Перед отъездом в Болгарию Алёна Витальевна изучила весь ассортимент городских психологов, перейдя рубикон, она призналась, что на сыне экономить не может. Отказавшись от половины потенциально новой пары обуви, решила записать сына на приём к одному из лучших психологов города. Сергей сначала упорствовал, более из-за того, что психотерапевт обозвала его экзистенциальные проблемы подростковым кризисом, но по итогу согласился, так как обе стороны решили, что так будет лучше.
Приём пришёлся как раз на канун отправки Сергея в деревню. Мать заблаговременно положила деньги в конвертик, чтобы сын не узнал оплаченную сумму, и не зря. Скрыла это и от мужа, он бы точно не позволил ей спустить столько денег на какого-то говоруна со стажем. Он признаёт только терапию через труд.
Приплелись в какую-то конторку одного из домов улицы шестидесятилетия Октября. Подождали под дверью. Психологом оказалась милая женщина непонятного возраста с огромными цыганскими серьгами и немного азиатской внешностью. Назвалась Иланой Алексеевной Панкратовой. Её кабинет был получше, чем задрыпанная комнатка психотерапевта. С её то заработками и не удивительно. На стеллажах стояли книги про психологии, мягкие игрушки и странные коробки с карточками.
Сразу удивило Сергея то, что высокая Илана Алексеевна не дала матери даже присесть, а после краткого экскурса попросила Алёну Витальевну вообще уйти по своим делам или посидеть под дверью.
— А почему? — удивилась она.
— Так надо. — отрезала Илана Панкратова.
Дверь закрылась, и психолог подсела на мягкое кресло возле сидящего Сергея. У Колязина тут же забегали глаза, стало неуютно. Не сказать, что с Жанной Владиславовной он якшался будь здоров, но ту обстановочку было легче переносить.
Они познакомились, и Илана спросила, какова проблема.
Сергей не знал, насколько можно довериться специалисту. Если он начнёт говорить голую правду, то, как и в случае с психотерапевтом, получит отсутствие понимания проблемы, да и после того случая на диване мало ли куда его отправить могут. Матери он не говорил и двадцати процентов своих мыслей. Этой решил дозировано сказать половину. Обозначил табуированные темы, затрагивающие Инессу, гормональную теорию, профанацию и разговор с Асмодеем.
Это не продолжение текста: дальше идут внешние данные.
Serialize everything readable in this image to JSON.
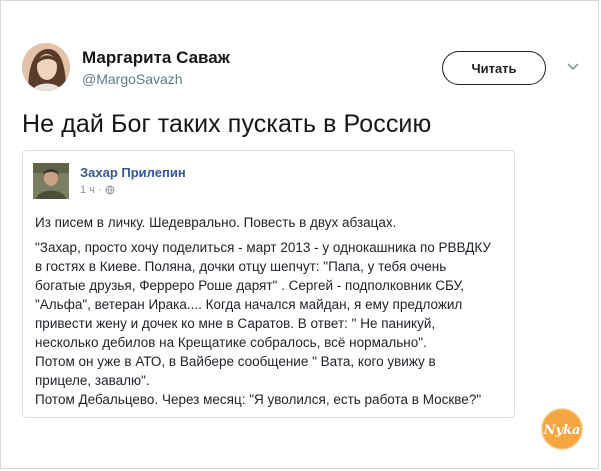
{
  "tweet": {
    "author_name": "Маргарита Саваж",
    "author_handle": "@MargoSavazh",
    "follow_label": "Читать",
    "text": "Не дай Бог таких пускать в Россию"
  },
  "embedded_post": {
    "author_name": "Захар Прилепин",
    "time": "1 ч ·",
    "intro": "Из писем в личку. Шедеврально. Повесть в двух абзацах.",
    "lines": [
      "\"Захар, просто хочу поделиться - март 2013 - у однокашника по РВВДКУ",
      "в гостях в Киеве. Поляна, дочки отцу шепчут: \"Папа, у тебя очень",
      "богатые друзья, Ферреро Роше дарят\" . Сергей - подполковник СБУ,",
      "\"Альфа\", ветеран Ирака.... Когда начался майдан, я ему предложил",
      "привести жену и дочек ко мне в Саратов. В ответ: \" Не паникуй,",
      "несколько дебилов на Крещатике собралось, всё нормально\".",
      "Потом он уже в АТО, в Вайбере сообщение \" Вата, кого увижу в",
      "прицеле, завалю\".",
      "Потом Дебальцево. Через месяц: \"Я уволился, есть работа в Москве?\""
    ]
  },
  "watermark": {
    "text": "Nyka"
  },
  "colors": {
    "fb_name": "#365899",
    "handle": "#657786",
    "watermark": "#f29a2e"
  },
  "icons": [
    "chevron-down-icon",
    "globe-icon"
  ]
}
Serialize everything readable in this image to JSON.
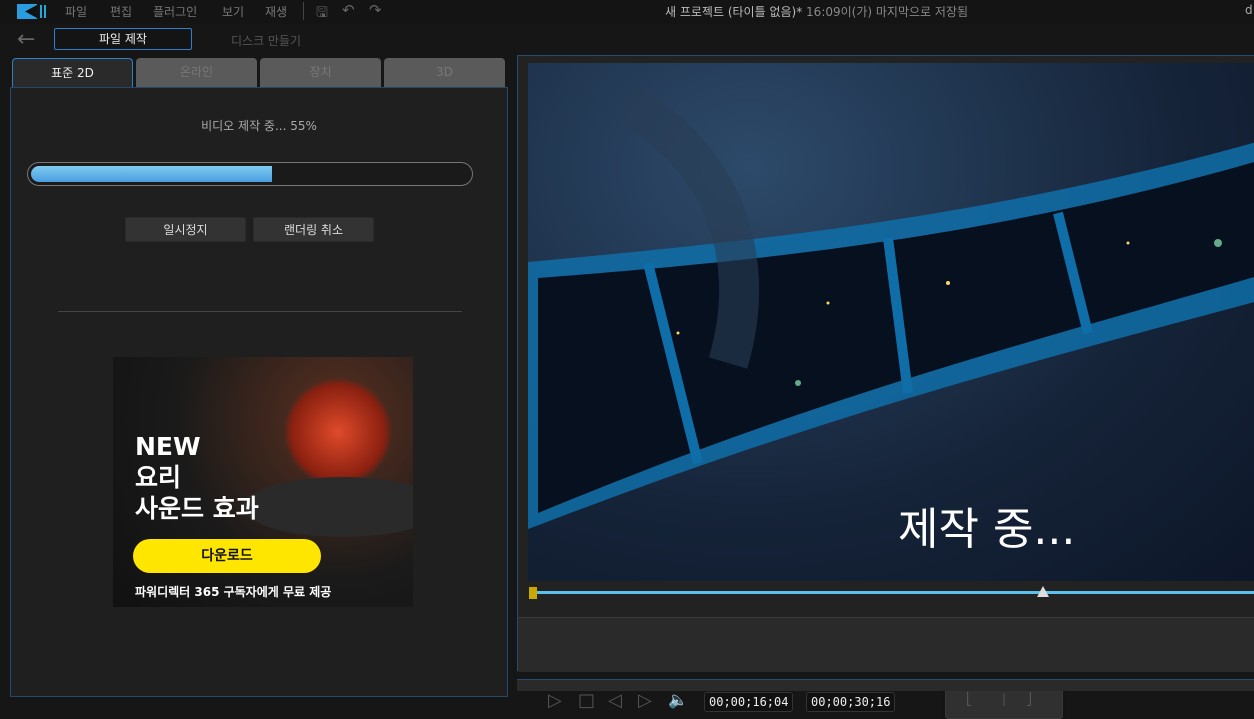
{
  "menu": {
    "items": [
      "파일",
      "편집",
      "플러그인",
      "보기",
      "재생"
    ]
  },
  "title": {
    "project": "새 프로젝트 (타이틀 없음)*",
    "saved": "16:09이(가) 마지막으로 저장됨",
    "right": "d"
  },
  "nav": {
    "produce_label": "파일 제작",
    "disc_label": "디스크 만들기"
  },
  "tabs": [
    {
      "label": "표준 2D"
    },
    {
      "label": "온라인"
    },
    {
      "label": "장치"
    },
    {
      "label": "3D"
    }
  ],
  "progress": {
    "status": "비디오 제작 중... 55%",
    "percent": 55,
    "pause_label": "일시정지",
    "cancel_label": "랜더링 취소"
  },
  "ad": {
    "line1": "NEW",
    "line2": "요리",
    "line3": "사운드 효과",
    "button": "다운로드",
    "footer": "파워디렉터 365 구독자에게 무료 제공"
  },
  "preview": {
    "overlay": "제작 중...",
    "current_time": "00;00;16;04",
    "total_time": "00;00;30;16",
    "playhead_fraction": 0.7
  },
  "colors": {
    "accent": "#2d7fc9",
    "progress": "#5aaee8"
  }
}
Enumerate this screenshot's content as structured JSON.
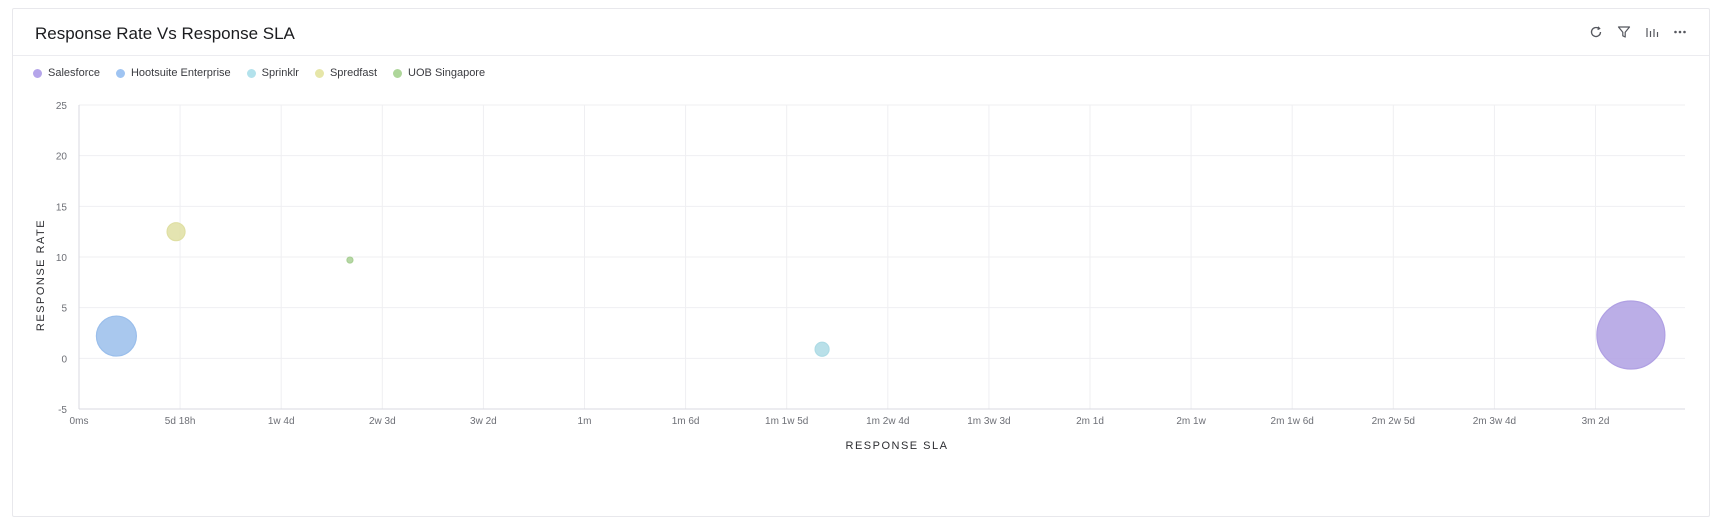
{
  "widget": {
    "title": "Response Rate Vs Response SLA"
  },
  "toolbar": {
    "icons": [
      "refresh-icon",
      "filter-icon",
      "bar-chart-icon",
      "more-icon"
    ]
  },
  "chart_data": {
    "type": "scatter",
    "subtype": "bubble",
    "title": "Response Rate Vs Response SLA",
    "xlabel": "RESPONSE SLA",
    "ylabel": "RESPONSE RATE",
    "x_ticks": [
      "0ms",
      "5d 18h",
      "1w 4d",
      "2w 3d",
      "3w 2d",
      "1m",
      "1m 6d",
      "1m 1w 5d",
      "1m 2w 4d",
      "1m 3w 3d",
      "2m 1d",
      "2m 1w",
      "2m 1w 6d",
      "2m 2w 5d",
      "2m 3w 4d",
      "3m 2d"
    ],
    "y_ticks": [
      25,
      20,
      15,
      10,
      5,
      0,
      -5
    ],
    "ylim": [
      -5,
      25
    ],
    "grid": true,
    "legend_position": "top-left",
    "series": [
      {
        "name": "Salesforce",
        "color": "#b5a5ea",
        "points": [
          {
            "x_index": 15.35,
            "y": 2.3,
            "size": 34
          }
        ]
      },
      {
        "name": "Hootsuite Enterprise",
        "color": "#9fc4f2",
        "points": [
          {
            "x_index": 0.37,
            "y": 2.2,
            "size": 20
          }
        ]
      },
      {
        "name": "Sprinklr",
        "color": "#b3e2ec",
        "points": [
          {
            "x_index": 7.35,
            "y": 0.9,
            "size": 7
          }
        ]
      },
      {
        "name": "Spredfast",
        "color": "#e6e6a8",
        "points": [
          {
            "x_index": 0.96,
            "y": 12.5,
            "size": 9
          }
        ]
      },
      {
        "name": "UOB Singapore",
        "color": "#aed69a",
        "points": [
          {
            "x_index": 2.68,
            "y": 9.7,
            "size": 3
          }
        ]
      }
    ]
  }
}
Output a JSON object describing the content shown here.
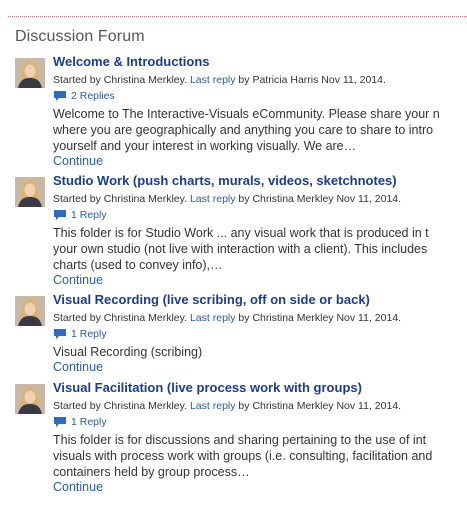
{
  "forum": {
    "title": "Discussion Forum"
  },
  "labels": {
    "started_by": "Started by",
    "last_reply": "Last reply",
    "by": "by",
    "continue": "Continue"
  },
  "topics": [
    {
      "title": "Welcome & Introductions",
      "author": "Christina Merkley.",
      "last_reply_by": "Patricia Harris",
      "date": "Nov 11, 2014.",
      "replies": "2 Replies",
      "excerpt": [
        "Welcome to The Interactive-Visuals eCommunity.  Please share your n",
        "where you are geographically and anything you care to share to intro",
        "yourself and your interest in working visually. We are…"
      ]
    },
    {
      "title": "Studio Work (push charts, murals, videos, sketchnotes)",
      "author": "Christina Merkley.",
      "last_reply_by": "Christina Merkley",
      "date": "Nov 11, 2014.",
      "replies": "1 Reply",
      "excerpt": [
        "This folder is for Studio Work ... any visual work that is produced in t",
        "your own studio (not live with interaction with a client). This includes",
        "charts (used to convey info),…"
      ]
    },
    {
      "title": "Visual Recording (live scribing, off on side or back)",
      "author": "Christina Merkley.",
      "last_reply_by": "Christina Merkley",
      "date": "Nov 11, 2014.",
      "replies": "1 Reply",
      "excerpt": [
        "Visual Recording (scribing)"
      ]
    },
    {
      "title": "Visual Facilitation (live process work with groups)",
      "author": "Christina Merkley.",
      "last_reply_by": "Christina Merkley",
      "date": "Nov 11, 2014.",
      "replies": "1 Reply",
      "excerpt": [
        "This folder is for discussions and sharing pertaining to the use of int",
        "visuals with process work with groups (i.e. consulting, facilitation and",
        "containers held by group process…"
      ]
    }
  ],
  "icons": {
    "avatar": "avatar-photo-icon",
    "replies": "comment-bubble-icon"
  },
  "colors": {
    "link": "#2c5aa0",
    "title_link": "#1a3d8f",
    "rule": "#e07777",
    "comment_icon": "#2b6cc4"
  }
}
— Что ж сказать, — неумело начинал Колязин, — в последние годы я всё больше и больше разочаровывался в жизни. Ничего особого не происходило, с недавних пор мне стало невыносимо плохо, я стал задумываться над смыслом жизни.
— Что привело к вашим таким мыслям, Сергей? — участливо спрашивала Панкратова.
— Надоело просто жить. А терпеть нет охоты. Зачем?
— А раньше не было такого?
— Прямо так откровенно не задумывался, но когда совсем всё сгнило, то эти мысли стали посещать меня всё чаще.
Она что-то записала в свой блокнот и продолжила опрос:
— Так всё же, отправная точка, событие какое-нибудь, с которого, по вашему мнению, Сергей, всё стало становится постепенно таким неприятным?
“Она часто называет моё имя, знаю такую уловку, чтобы войти в доверие”. — отметил Колязин.
— Я не думаю, что есть конкретный момент, просто стало чувствоваться, что всё идёт под откос.
— Как конкретней это проявляться стало?
Илана Панкратова глядела прямо на него. Искала контакта с глазу на глаз, Сергею не хотелось смотреть в её дырявые склеры с радужкой, набитые жижей внутри. Ему начала кружиться голова. “Сказал, что вернётся за мной!” — испугался Сергей напоминания из недр подсознания и сглотнул.
— Привычные вещи потеряли ценности, рутина стала угнетать, нет никакого плана на будущее и надежды.
Психолог сделала паузу и с интересом рассматривала жесты и мимику подростка.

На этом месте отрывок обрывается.